The goal is to avoid detection by antivirus solution tools that are likely to pick up commonly misused document formats and prevent the victim from opening them on Microsoft Office.
Also tracked as APT32 and SeaLotus, hackers have shown a tendency in the past to experiment with less common ways to spread malware.
A report from Netskope Threat Labs with Bleeping Computer indicates in advance that the OceanLotus campaign using web archive files is still active, despite the targeting range being narrow and despite the Command and Control (C2) server downtime.
From trusted RARs to Word macros
The attack chain begins with a RAR compression of a large 35-65MB web archive file containing a malicious Word document.
To bypass Microsoft Office protection, the actors set the ZoneID property in the file’s metadata to “2”, which makes it look as if it was downloaded from a trusted source.
When a web archive file is opened with Microsoft Word, the infected document prompts the victim to “enable content,” which opens the way for malicious VBA macro instructions to be executed.
The script performs the following tasks on the infected machine:
- drop the payload to “C:ProgramDataMicrosoftUser Account Picturesguest.bmp”;
- copies the payload to “C:ProgramDataMicrosoft Outlook Syncguest.bmp”;
- Create and view a decoy document named “Document.doc”;
- Rename the payload from “guest.bmp” to “background.dll”;
- Executes the DLL by calling the export functions “SaveProfile” or “OpenProfile”
After the payload is executed, the VBA code deletes the original Word file and opens a decoy document serving the victim with a bogus bug.
Backdoor uses a glitch hosting service
The payload dropped into the system is a 64-bit DLL that is executed every 10 minutes thanks to a scheduled task that impersonates a WinRAR update check.
The rundll32.exe process running indefinitely is injected backdoor into system memory to avoid detection, Netskope notes in its technical report.
The malware collects network adapter information, computer name, user name, enumerates system directories and files, and checks the list of running processes.

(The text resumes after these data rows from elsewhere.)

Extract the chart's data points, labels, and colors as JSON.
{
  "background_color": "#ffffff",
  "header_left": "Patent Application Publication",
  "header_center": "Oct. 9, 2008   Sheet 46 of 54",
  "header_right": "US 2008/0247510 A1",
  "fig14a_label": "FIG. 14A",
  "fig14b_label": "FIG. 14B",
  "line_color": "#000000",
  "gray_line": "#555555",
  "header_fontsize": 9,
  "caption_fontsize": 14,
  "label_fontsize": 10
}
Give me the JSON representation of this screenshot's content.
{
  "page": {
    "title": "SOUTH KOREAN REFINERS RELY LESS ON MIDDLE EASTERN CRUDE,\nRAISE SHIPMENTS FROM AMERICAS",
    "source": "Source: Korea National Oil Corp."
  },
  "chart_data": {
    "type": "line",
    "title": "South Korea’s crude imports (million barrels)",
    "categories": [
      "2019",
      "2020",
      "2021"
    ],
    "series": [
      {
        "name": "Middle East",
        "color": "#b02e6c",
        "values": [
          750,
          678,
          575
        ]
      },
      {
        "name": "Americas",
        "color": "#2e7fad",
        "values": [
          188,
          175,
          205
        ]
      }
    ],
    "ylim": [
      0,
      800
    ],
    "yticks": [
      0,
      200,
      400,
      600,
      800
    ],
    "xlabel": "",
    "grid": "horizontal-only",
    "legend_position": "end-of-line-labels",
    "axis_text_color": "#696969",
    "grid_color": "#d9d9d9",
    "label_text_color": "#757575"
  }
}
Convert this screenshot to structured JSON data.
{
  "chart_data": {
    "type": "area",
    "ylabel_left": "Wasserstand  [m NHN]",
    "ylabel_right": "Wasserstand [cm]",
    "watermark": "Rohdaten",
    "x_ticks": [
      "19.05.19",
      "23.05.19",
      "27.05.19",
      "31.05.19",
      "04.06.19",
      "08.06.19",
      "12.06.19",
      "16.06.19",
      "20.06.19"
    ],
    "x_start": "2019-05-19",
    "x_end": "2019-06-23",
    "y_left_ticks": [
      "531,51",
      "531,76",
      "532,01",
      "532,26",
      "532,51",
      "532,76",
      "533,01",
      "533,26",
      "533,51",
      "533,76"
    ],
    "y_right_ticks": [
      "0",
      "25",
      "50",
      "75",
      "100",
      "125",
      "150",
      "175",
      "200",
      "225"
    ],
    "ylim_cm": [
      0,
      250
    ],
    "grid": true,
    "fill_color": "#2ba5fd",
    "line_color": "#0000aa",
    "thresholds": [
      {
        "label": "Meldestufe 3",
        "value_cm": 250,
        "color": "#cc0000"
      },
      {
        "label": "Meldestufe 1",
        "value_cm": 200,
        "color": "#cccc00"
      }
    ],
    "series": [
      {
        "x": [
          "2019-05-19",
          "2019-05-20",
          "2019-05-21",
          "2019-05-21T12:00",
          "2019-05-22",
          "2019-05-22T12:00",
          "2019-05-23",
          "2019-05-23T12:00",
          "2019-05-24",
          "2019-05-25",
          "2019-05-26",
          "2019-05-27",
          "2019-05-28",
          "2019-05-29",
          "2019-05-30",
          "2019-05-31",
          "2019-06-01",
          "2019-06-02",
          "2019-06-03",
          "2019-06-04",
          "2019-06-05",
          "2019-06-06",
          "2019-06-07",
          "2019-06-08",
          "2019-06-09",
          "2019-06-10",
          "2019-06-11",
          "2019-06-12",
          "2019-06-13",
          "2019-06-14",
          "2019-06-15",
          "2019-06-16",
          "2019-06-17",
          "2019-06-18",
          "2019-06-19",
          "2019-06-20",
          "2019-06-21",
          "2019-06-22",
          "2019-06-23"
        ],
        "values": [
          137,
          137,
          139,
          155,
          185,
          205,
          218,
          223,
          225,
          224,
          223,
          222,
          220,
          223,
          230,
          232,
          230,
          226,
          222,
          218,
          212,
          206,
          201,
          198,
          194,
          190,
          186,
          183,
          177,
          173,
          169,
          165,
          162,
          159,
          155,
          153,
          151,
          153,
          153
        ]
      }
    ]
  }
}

Once this basic data is collected, the backdoor packages everything into one packet and encrypts the content before sending it to the C2 server.
This server is hosted on Glitch, a cloud hosting and web development collaboration that is frequently abused for malicious purposes.
By using a legitimate cloud hosting service for C2 connections, operators reduce the chances of detection even when network traffic monitoring tools are deployed.
Although Glitch has removed the C2 URLs identified and reported by Netskope researchers, this is unlikely to prevent APT32 from creating new addresses using different accounts.
For the full list of hack indicators from this campaign, you can check out this GitHub repository.